Reviewing the Reviewers: A New Look at Malcolm X and More
The New York Times
Michiko Kakutani has high praise for the late Manning Marable's ambitions biography Malcolm X: A Life of Reinvention: "One of the many achievements of this biography is that Mr. Marable manages to situate Malcolm X within the context of 20th-century racial politics in America without losing focus on his central character, as Taylor Branch sometimes did in his monumental, three-volume chronicle of the Rev. Dr. Martin Luther King Jr. and the civil rights movement. At the same time Mr. Marable provides a compelling account of Malcolm X’s split with the Nation of Islam as he moved away from that sect’s black nationalism and radical separatist politics, and as personal tensions between him and the Nation leader Elijah Muhammad escalated further after Muhammad impregnated a woman who had had a longtime romantic relationship with Malcolm X."
Jincy Willet is impressed by the surprising depth of The Uncoupling by Meg Wolitzer, a novel about a wind that breezes through a small town and takes with it all women's desire to have sex: "Although The Uncoupling is enchanting from start to finish, that owes less to the spell than it does to the way Wolitzer liberally and inventively populates her storytelling. When writers turn to the supernatural, their characters often suffer, losing dimension and I.Q. points as their creators bat them around. But Wolitzer has too much respect for her craft to let this happen.
Poet David Kirby recommends David Orr's Beautiful and Pointless: A Modern Guide to Poetry for poetry fans both serious and casual: "True, no poem speaks to us as directly as a stop sign or a Star of David. But nobody listens to a Jay-Z song and says, “Hmm, I wonder what he meant by that,” and a well-made poem works the same way. Susan Sontag once wrote an essay advocating “an erotics of art,” and that’s the main point of Orr’s passionate, nimble little book: that poetry is for lovers, not cryptologists."
The Washington Post
Steve Donoghue draws a flattering comparison between Raymond Chandler's work and An Evil Eye by Jason Goodwin, a detective story set in the Ottoman Empire: "The complicated plot that unfolds is deftly controlled throughout, with dangers, chases, intrigues and frequent trips back to the harem. Goodwin’s prose is sharp and surprising (about that dead Russian we’re told, 'His skin had wrinkled in the long immersion under water, soft and ridged like the white brains of sheep laid out for sale in the butcher’s market'), and the best part of the entertainment is none other than Yashim, a redoubtable, philosophical hero who finds himself in a dirty, battered world yet still holds out hope: “I think there is always a little gap somewhere, however hard you try to fit everything together. A small space, for something like grace, or mercy.'"
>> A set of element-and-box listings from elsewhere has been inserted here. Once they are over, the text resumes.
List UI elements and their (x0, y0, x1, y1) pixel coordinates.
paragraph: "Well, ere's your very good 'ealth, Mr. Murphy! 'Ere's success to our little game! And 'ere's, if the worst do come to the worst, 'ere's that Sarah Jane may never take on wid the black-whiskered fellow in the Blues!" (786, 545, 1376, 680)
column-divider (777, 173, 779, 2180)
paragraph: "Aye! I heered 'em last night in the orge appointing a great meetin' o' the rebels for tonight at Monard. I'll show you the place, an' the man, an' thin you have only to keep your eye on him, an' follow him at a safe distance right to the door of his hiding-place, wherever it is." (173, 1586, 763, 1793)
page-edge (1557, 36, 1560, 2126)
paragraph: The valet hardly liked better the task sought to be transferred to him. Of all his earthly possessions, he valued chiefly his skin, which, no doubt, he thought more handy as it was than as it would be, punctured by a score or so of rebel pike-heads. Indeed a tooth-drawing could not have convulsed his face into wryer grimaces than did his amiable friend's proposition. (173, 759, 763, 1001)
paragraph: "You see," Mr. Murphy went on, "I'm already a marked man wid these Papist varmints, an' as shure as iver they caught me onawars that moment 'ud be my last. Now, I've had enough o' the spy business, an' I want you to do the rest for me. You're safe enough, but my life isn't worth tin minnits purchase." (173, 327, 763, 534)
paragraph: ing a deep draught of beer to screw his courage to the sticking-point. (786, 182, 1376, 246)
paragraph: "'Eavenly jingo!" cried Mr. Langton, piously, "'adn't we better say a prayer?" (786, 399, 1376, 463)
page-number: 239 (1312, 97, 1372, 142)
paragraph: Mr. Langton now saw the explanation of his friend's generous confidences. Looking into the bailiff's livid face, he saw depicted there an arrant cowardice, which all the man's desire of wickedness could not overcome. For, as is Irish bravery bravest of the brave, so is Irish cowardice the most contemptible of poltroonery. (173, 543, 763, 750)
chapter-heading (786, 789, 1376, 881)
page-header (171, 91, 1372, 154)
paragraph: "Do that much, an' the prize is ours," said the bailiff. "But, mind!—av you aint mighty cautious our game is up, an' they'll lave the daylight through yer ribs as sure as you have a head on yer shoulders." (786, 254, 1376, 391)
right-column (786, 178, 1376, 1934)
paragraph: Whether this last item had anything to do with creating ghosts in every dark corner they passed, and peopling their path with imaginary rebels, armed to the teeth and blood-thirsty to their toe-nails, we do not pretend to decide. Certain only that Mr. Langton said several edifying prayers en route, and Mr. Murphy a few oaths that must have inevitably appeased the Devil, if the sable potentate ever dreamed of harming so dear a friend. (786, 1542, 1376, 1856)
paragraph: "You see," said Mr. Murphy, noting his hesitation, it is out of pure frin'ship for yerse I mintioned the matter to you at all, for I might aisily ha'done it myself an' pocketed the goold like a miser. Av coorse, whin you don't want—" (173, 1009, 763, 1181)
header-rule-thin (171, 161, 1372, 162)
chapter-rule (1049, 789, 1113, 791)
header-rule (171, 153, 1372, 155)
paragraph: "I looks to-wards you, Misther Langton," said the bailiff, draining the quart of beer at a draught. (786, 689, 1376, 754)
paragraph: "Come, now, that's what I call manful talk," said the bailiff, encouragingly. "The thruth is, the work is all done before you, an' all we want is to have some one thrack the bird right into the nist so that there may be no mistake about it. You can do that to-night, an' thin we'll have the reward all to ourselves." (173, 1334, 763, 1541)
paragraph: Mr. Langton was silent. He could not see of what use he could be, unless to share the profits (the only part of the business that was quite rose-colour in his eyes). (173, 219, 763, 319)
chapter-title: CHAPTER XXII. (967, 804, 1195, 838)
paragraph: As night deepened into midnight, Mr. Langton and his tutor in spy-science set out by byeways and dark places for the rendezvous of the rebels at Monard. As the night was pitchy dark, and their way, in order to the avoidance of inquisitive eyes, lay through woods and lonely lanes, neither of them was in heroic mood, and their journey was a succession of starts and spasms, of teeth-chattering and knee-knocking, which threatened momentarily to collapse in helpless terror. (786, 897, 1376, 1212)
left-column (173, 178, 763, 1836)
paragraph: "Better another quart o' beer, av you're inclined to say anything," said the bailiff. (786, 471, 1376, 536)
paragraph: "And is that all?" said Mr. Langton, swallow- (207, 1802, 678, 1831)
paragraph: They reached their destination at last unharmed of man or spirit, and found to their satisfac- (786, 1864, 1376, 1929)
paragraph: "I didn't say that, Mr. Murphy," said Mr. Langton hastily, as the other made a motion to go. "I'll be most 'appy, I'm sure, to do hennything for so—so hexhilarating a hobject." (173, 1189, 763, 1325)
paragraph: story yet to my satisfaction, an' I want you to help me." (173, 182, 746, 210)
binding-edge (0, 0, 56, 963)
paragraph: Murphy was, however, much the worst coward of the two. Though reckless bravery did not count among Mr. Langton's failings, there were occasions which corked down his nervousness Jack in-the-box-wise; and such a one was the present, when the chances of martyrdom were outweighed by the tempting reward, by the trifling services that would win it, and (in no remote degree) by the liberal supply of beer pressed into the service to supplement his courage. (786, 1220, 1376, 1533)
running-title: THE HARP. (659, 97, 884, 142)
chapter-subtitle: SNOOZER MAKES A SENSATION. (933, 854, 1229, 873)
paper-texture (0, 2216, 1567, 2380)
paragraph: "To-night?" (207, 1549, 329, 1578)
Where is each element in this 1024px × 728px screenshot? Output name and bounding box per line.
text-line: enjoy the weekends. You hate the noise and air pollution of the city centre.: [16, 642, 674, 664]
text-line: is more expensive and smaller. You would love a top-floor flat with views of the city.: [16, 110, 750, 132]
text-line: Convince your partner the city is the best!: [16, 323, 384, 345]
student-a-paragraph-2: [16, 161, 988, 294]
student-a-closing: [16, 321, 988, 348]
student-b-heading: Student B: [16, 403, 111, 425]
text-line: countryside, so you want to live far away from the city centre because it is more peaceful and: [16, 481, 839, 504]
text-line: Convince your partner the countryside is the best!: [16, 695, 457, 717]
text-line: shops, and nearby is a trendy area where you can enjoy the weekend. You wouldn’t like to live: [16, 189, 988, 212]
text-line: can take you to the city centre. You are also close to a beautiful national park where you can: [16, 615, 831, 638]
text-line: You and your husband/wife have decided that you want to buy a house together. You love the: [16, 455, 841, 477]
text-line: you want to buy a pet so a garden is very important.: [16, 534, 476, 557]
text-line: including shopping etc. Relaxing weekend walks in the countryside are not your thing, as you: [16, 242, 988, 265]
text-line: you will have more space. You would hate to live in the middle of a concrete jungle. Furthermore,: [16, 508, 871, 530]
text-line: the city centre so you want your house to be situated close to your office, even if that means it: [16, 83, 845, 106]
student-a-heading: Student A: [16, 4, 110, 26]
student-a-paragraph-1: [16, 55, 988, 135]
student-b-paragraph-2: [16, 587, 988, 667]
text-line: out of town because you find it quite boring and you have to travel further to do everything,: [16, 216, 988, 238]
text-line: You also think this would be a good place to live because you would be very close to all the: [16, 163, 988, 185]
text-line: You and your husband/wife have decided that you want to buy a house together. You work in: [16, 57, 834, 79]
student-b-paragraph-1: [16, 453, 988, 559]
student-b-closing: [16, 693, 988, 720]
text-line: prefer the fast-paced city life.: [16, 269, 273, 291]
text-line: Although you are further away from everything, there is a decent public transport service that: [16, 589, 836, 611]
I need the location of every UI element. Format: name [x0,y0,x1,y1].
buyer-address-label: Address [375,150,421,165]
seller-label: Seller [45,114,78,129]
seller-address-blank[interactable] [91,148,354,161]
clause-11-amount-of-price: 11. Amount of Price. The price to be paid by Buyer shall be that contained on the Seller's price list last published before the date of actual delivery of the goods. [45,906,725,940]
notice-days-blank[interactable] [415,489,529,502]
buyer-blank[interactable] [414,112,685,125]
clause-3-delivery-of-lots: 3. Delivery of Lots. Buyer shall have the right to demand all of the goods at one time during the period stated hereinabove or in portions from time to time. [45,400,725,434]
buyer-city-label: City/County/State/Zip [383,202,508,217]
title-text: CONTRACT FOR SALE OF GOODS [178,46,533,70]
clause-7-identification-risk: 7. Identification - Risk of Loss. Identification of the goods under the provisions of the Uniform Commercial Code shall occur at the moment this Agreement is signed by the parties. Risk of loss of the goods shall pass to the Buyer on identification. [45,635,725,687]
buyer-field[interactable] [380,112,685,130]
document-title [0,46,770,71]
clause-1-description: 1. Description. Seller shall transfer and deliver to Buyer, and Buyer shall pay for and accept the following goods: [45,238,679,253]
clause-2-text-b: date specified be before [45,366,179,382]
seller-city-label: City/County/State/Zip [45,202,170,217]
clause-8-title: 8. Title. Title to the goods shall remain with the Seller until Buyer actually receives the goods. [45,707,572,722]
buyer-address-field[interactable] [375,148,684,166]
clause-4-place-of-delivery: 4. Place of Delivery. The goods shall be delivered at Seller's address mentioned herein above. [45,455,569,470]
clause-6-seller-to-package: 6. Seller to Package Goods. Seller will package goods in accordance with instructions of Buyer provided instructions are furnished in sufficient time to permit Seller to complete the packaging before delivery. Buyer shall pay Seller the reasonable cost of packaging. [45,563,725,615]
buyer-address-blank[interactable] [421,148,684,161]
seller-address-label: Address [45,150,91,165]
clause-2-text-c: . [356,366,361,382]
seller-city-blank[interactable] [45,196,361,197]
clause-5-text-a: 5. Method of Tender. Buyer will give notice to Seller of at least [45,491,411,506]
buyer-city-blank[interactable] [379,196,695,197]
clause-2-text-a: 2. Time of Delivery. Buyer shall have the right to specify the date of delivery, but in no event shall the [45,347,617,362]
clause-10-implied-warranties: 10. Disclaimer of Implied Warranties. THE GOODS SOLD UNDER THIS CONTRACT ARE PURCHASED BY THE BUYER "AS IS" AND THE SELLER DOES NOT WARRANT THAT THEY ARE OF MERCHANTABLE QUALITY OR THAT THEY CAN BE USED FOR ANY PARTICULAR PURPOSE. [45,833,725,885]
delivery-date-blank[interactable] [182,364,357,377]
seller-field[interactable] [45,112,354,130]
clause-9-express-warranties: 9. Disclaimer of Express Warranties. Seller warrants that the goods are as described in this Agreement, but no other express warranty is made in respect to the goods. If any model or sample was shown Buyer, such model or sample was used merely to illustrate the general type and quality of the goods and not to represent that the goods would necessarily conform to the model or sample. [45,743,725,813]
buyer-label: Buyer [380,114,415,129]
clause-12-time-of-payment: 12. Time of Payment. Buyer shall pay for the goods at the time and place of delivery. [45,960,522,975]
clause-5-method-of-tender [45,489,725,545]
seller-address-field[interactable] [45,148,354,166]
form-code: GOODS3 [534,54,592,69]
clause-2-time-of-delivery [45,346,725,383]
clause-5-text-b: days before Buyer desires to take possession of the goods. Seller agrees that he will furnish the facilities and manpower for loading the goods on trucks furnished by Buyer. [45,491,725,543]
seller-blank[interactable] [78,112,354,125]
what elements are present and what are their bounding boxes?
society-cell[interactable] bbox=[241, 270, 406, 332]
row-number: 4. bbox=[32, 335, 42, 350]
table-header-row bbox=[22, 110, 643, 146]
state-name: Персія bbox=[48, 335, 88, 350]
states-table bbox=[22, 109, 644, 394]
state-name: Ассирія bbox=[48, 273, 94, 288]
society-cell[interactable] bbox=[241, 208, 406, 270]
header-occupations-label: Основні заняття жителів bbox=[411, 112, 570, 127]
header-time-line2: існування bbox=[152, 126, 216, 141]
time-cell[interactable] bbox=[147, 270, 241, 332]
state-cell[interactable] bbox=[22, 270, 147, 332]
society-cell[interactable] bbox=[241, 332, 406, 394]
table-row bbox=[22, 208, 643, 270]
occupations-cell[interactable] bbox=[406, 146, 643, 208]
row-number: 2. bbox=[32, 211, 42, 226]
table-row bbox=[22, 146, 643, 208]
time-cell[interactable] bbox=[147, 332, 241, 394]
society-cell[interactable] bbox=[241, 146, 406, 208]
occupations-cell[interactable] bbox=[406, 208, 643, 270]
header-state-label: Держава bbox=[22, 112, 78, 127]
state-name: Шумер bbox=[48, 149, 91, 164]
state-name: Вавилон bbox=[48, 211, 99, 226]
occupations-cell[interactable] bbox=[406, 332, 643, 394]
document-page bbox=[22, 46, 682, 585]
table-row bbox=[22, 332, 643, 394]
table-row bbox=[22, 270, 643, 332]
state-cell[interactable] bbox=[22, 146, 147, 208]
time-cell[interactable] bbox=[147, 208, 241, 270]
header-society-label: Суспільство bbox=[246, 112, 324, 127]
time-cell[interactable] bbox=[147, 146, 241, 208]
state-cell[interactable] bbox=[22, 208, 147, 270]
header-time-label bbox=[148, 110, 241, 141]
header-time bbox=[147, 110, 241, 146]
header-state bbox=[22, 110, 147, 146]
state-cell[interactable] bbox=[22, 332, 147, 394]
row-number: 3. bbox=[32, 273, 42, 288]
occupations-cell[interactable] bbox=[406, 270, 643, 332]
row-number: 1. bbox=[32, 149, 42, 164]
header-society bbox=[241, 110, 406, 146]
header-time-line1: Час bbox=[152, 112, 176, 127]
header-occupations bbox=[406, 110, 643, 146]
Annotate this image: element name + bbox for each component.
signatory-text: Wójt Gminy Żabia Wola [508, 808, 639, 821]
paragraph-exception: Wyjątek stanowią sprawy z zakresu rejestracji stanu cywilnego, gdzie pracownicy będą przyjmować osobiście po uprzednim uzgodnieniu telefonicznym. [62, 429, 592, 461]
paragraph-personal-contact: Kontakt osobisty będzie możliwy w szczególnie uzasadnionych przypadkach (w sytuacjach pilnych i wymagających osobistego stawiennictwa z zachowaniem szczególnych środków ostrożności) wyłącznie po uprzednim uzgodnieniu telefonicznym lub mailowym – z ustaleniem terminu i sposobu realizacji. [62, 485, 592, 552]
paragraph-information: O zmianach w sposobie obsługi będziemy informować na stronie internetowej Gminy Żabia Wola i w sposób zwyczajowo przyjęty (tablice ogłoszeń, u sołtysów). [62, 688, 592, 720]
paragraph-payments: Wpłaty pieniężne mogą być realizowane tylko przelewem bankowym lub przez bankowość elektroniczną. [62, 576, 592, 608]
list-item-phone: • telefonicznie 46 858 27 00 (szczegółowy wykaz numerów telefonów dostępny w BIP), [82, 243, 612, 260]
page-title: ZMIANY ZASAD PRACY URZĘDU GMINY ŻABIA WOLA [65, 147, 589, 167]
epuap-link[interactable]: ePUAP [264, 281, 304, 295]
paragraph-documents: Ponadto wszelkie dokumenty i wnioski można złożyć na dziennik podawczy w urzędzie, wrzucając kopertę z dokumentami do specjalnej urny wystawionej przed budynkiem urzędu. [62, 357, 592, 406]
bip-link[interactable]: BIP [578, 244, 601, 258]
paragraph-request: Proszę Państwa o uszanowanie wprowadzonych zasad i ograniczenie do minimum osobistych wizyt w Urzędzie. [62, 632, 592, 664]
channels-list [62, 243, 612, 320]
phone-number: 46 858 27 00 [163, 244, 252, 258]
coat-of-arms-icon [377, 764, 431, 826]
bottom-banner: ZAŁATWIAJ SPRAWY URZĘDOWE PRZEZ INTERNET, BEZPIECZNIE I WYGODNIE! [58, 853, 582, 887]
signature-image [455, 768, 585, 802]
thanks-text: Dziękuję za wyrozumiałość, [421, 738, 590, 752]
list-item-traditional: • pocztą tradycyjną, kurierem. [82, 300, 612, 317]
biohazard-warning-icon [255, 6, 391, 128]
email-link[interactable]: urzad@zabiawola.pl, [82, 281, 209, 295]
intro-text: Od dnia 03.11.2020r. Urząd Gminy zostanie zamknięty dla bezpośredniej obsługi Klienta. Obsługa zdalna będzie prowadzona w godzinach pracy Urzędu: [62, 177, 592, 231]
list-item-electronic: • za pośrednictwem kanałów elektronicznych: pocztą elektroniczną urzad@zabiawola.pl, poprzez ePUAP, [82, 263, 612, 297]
Jeff Turrentine talks about David Foster Wallace as the voice of a generation in a discussion of the late author's newly released The Pale King: "The American author who will surely be remembered as one of our era’s most distinct literary voices knew that all the noise of modern life, including its literature, is really just our collective attempt to stave off “this terror of silence,” as he puts it — the same terror that tormented Beckett’s tramps, waiting there by the tree. “I can’t think anyone really believes that today’s so-called ‘information society’ is just about information,” David Foster Wallace wrote before he took his own life, in the last novel that would be published under his name. 'Everyone knows it’s about something else, way down.'"
The Los Angeles Times
Jonathan Kirsch admires the strong dilemmas in H.G. Adler's novel Panorama, written in 1948 and recently translated from German: "So "Panorama" can be a challenging book, and Adler himself offers it to the reader as an earnest effort to enter a mystery that is ultimately impenetrable. '[W]hen I was deported I said to myself, I won't survive this,' he told a television interviewer in 1986. 'But if I survive, then I will describe it ... and the fact that I have done so is not that important but is at least some justification for my having survived those years.' It's hard to imagine a greater undertaking, moral or literary, by the author of a novel, and Adler has surely achieved what he set out to do."
High praises from Tod Goldberg for Madison Smartt Bell's The Color of Night: "Maybe it's just that violence has always led to voyeurism, but for Mae, the narrator of Madison Smartt Bell's uncomfortable, yet electric novel The Color of Night, an event like the 2001 attack on the World Trade Center engenders another sensation altogether: erotic nihilism. She cuts hours of carnage into "two perfect hours of tape with no commentators or gabbling" and watches the "glittering windows like soap flakes swirling … and the tower shuddered, buckled, blossomed and came showering down." She watches the footage repeatedly, stopping only to admire her naked self in the mirror and check for visible scars of her own destructive life and to view the frozen image of a bloodied woman on the screen. That she recognizes the woman as Laurel, her former lover, is the kind of happenstance that might sink another novel, but The Color of Night is soaked in the radiance of fatalism, with disparate historical elements tethered to Mae by horrific violence."